The paper is being presented at the 41st International Conference on Machine Learning, an AI conference taking place July 21-27 in Vienna.
The fundamental problem, Guinet and his team explain, is that while there are many benchmarks for comparing the ability of various large language models (LLMs) on many tasks, in the field of RAG, in particular, there is no “canonical” approach to measurement that is “a comprehensive, task-specific assessment” of the many qualities that matter, including “truthfulness” and “factuality.”
The authors believe that their automated method creates a certain uniformity: “By automatically generating multiple-choice exams adapted to the body of literature associated with each task, our approach allows standardized, scalable and interpretable scoring of different RAG systems. »
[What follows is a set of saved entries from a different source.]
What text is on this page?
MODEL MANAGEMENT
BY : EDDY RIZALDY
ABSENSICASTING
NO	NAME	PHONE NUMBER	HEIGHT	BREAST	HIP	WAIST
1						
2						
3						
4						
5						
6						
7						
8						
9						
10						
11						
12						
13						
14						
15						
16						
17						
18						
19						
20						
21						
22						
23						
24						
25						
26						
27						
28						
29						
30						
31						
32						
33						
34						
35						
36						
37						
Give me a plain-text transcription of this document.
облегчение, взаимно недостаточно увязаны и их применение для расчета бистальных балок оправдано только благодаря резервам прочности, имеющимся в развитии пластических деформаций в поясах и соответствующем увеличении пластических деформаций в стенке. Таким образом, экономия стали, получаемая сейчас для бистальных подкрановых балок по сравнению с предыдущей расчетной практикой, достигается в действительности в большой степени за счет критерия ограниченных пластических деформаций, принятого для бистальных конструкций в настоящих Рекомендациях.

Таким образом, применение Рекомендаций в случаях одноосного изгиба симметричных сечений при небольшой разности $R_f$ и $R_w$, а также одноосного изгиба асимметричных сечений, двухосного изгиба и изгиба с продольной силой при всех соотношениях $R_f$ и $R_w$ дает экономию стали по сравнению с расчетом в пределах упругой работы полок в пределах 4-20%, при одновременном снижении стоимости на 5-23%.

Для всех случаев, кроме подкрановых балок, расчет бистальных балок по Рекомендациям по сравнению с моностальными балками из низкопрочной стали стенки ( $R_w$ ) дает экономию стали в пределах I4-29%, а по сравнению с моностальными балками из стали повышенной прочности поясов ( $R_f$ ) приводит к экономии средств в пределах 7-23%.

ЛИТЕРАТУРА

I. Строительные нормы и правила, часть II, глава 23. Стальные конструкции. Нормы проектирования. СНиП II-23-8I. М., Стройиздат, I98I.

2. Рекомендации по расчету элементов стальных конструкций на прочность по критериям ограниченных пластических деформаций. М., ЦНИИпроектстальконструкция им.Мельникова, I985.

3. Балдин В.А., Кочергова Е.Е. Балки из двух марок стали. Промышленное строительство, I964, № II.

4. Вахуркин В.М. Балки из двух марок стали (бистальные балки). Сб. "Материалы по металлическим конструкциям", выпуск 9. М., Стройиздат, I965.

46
To accomplish this task, the authors generate question-and-answer pairs based on material from four domains: AWS DevOps troubleshooting documents; abstracts of scientific papers from the arXiv preprint server; questions on StackExchange; and filings with the U.S. Securities & Exchange Commission, the primary regulator of publicly traded companies.
Also: Connecting generative AI to medical data has improved utility for doctors
They then designed multiple-choice tests for the LLMs to assess how close each LLM came to the correct answer. They submitted two families of open source LLMs to these exams: Mistral, from the French company of the same name, and Llama from Meta Properties.
They test the models in three scenarios. The first is a “closed-book” scenario, in which the LLM has no access to the RAG data and must rely on its pre-trained neural “parameters” – or “weights” – to find the answer. The second is what are called “Oracle” forms of RAG, where the LLM has access to the exact document used to generate a question, the ground truth, as it is called.
The third form is “classical search,” where the model must search the data set for the context of a question, using a variety of algorithms. Several popular RAG formulas are used, including one introduced in 2019 by researchers at Tel Aviv University and the Allen Institute for Artificial Intelligence, MultiQA; and an older but very popular approach to information retrieval called BM25.
Also: Microsoft Azure gets ‘models as a service,’ enhanced RAG offerings for enterprise generative AI
They then run the exams and tally the results, which are complex enough to fill tons of charts and tables about the relative strengths and weaknesses of LLMs and different RAG approaches. The authors even perform a meta-analysis of their exam questions—to assess their usefulness—based on the famous “Bloom’s Taxonomy” of education.
What matters even more than the data points from the reviews are the broad conclusions that may hold true for RAG, regardless of implementation details.
A general conclusion is that better RAG algorithms can improve an LLM more than, for example, making it larger.
“The correct choice of recovery method can often lead to performance improvements beyond those resulting from simply choosing larger LLMs,” they write.
This is an important point, given concerns about GenAI’s increasing resource intensity. If more can be done with less, it’s an interesting avenue to explore. It also suggests that the conventional wisdom in AI that scaling is always best isn’t entirely true when it comes to solving real-world problems.
Also: Generative AI is a new attack vector that puts businesses at risk, says CrowdStrike CTO
Just as importantly, the authors find that if the RAG algorithm does not work properly, it can degrade the performance of the LLM compared to the simple, closed-book version without RAG.
“A misaligned recovery component can lead to worse accuracy than no recovery at all,” Guinet and his team explain.